Anyways he has 5 dogs including a GP but they can't seem to catch and kill those pests and he has 350 goat herd in kidding season. I can see why he wants the coyotes taken care of. He was looking for a Russian Wolfhound but nothing remotely in our area and it seems most are mostly show not working lines.

Any suggestions, need something with some speed as I think the regular dogs (Pyr, Shepherd, cattle dogs are getting out run)?
Howdy!
I have a coyote problem too. We have 70A at the end of the road which backs up into about 10-square miles of wooded wilderness. One challenge for us is that a good guard dog might get into the backcountry and kill a neighbor's dog. We also like to watch (and eat) the deer, wild hogs, etc. So, no dogs yet.

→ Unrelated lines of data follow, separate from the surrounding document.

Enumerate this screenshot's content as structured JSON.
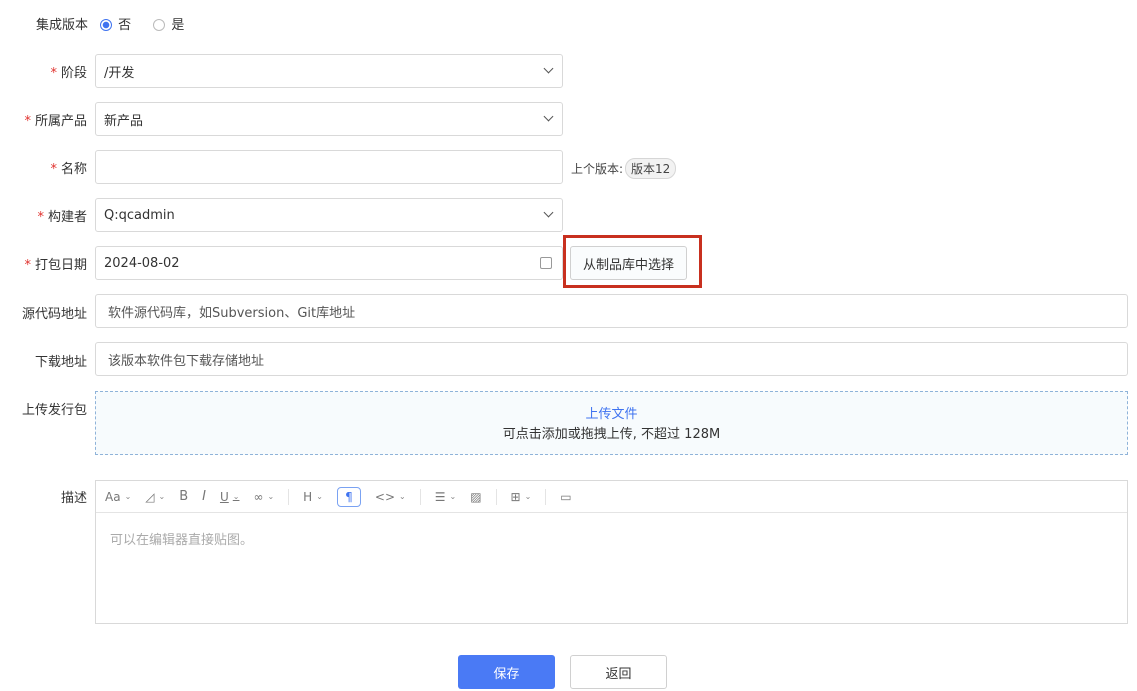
{
  "integrated": {
    "label": "集成版本",
    "options": [
      "否",
      "是"
    ],
    "selected": 0
  },
  "stage": {
    "label": "阶段",
    "value": "/开发"
  },
  "product": {
    "label": "所属产品",
    "value": "新产品"
  },
  "name": {
    "label": "名称",
    "value": "",
    "prev_label": "上个版本:",
    "prev_value": "版本12"
  },
  "builder": {
    "label": "构建者",
    "value": "Q:qcadmin"
  },
  "date": {
    "label": "打包日期",
    "value": "2024-08-02",
    "artifact_button": "从制品库中选择"
  },
  "source": {
    "label": "源代码地址",
    "placeholder": "软件源代码库，如Subversion、Git库地址"
  },
  "download": {
    "label": "下载地址",
    "placeholder": "该版本软件包下载存储地址"
  },
  "upload": {
    "label": "上传发行包",
    "link": "上传文件",
    "hint": "可点击添加或拖拽上传, 不超过 128M"
  },
  "desc": {
    "label": "描述",
    "placeholder": "可以在编辑器直接贴图。"
  },
  "actions": {
    "save": "保存",
    "back": "返回"
  },
  "colors": {
    "primary": "#4a7af5",
    "required": "#e0302c",
    "highlight": "#c8301f"
  }
}
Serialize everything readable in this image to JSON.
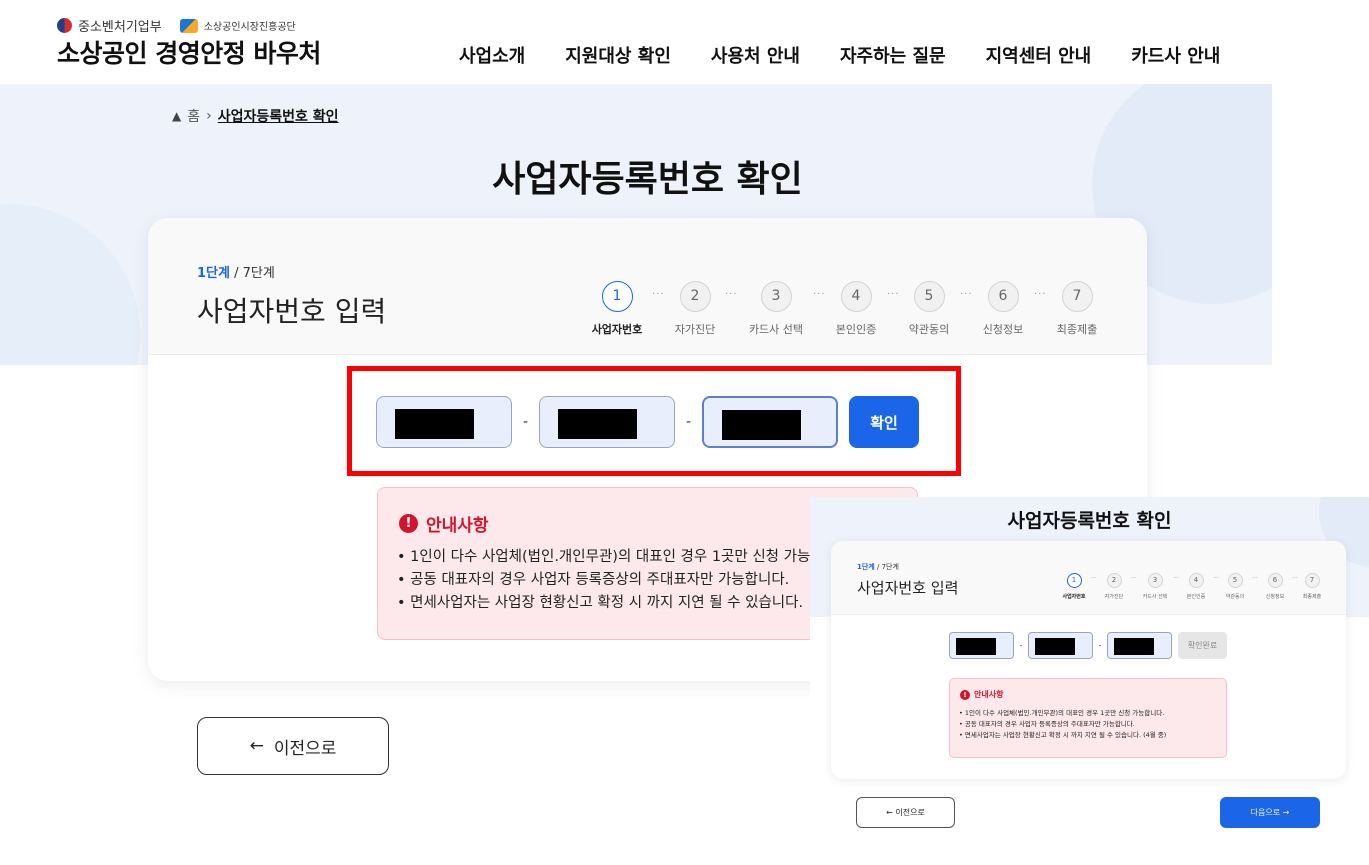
{
  "header": {
    "ministry": "중소벤처기업부",
    "agency": "소상공인시장진흥공단",
    "brand": "소상공인 경영안정 바우처",
    "nav": [
      "사업소개",
      "지원대상 확인",
      "사용처 안내",
      "자주하는 질문",
      "지역센터 안내",
      "카드사 안내"
    ]
  },
  "breadcrumb": {
    "home": "홈",
    "separator": "›",
    "current": "사업자등록번호 확인"
  },
  "page": {
    "title": "사업자등록번호 확인"
  },
  "step": {
    "current": "1단계",
    "total": "/ 7단계",
    "title": "사업자번호 입력"
  },
  "steps": [
    {
      "num": "1",
      "label": "사업자번호",
      "active": true
    },
    {
      "num": "2",
      "label": "자가진단"
    },
    {
      "num": "3",
      "label": "카드사 선택"
    },
    {
      "num": "4",
      "label": "본인인증"
    },
    {
      "num": "5",
      "label": "약관동의"
    },
    {
      "num": "6",
      "label": "신청정보"
    },
    {
      "num": "7",
      "label": "최종제출"
    }
  ],
  "step_dots": "···",
  "business_number": {
    "separator": "-",
    "confirm_label": "확인",
    "masked": true
  },
  "notice": {
    "title": "안내사항",
    "items": [
      "• 1인이 다수 사업체(법인.개인무관)의 대표인 경우 1곳만 신청 가능합니다.",
      "• 공동 대표자의 경우 사업자 등록증상의 주대표자만 가능합니다.",
      "• 면세사업자는 사업장 현황신고 확정 시 까지 지연 될 수 있습니다."
    ]
  },
  "prev_button": {
    "arrow": "←",
    "label": "이전으로"
  },
  "inset": {
    "title": "사업자등록번호 확인",
    "step_current": "1단계",
    "step_total": "/ 7단계",
    "step_title": "사업자번호 입력",
    "done_label": "확인완료",
    "notice_title": "안내사항",
    "notice_items": [
      "• 1인이 다수 사업체(법인.개인무관)의 대표인 경우 1곳만 신청 가능합니다.",
      "• 공동 대표자의 경우 사업자 등록증상의 주대표자만 가능합니다.",
      "• 면세사업자는 사업장 현황신고 확정 시 까지 지연 될 수 있습니다. (4월 중)"
    ],
    "prev_label": "← 이전으로",
    "next_label": "다음으로 →"
  },
  "colors": {
    "accent": "#1b66e8",
    "alert": "#d0152d",
    "notice_bg": "#fde8ec",
    "highlight": "#ff0000",
    "hero_bg": "#eef3fb"
  }
}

I don't want a dog limited by fence perimeter. I don't want predators that close.
However, the Akbash is an interesting consideration for us.
I have had good luck with traps, and a 22.250 if I see them first.
But several times Jenny has seen one come out of the woods and took off after like some mean momma.
Coyotes are cowards! But they're the sneakiest of cowards.
Coyotes are very smart. They will watch and stalk and learn when, where, and how to succeed.
The Akbash is a strong-willed, independent dog. They need an owner who has some dog experience.
Let us know how this unfolds. Where about are you in NC?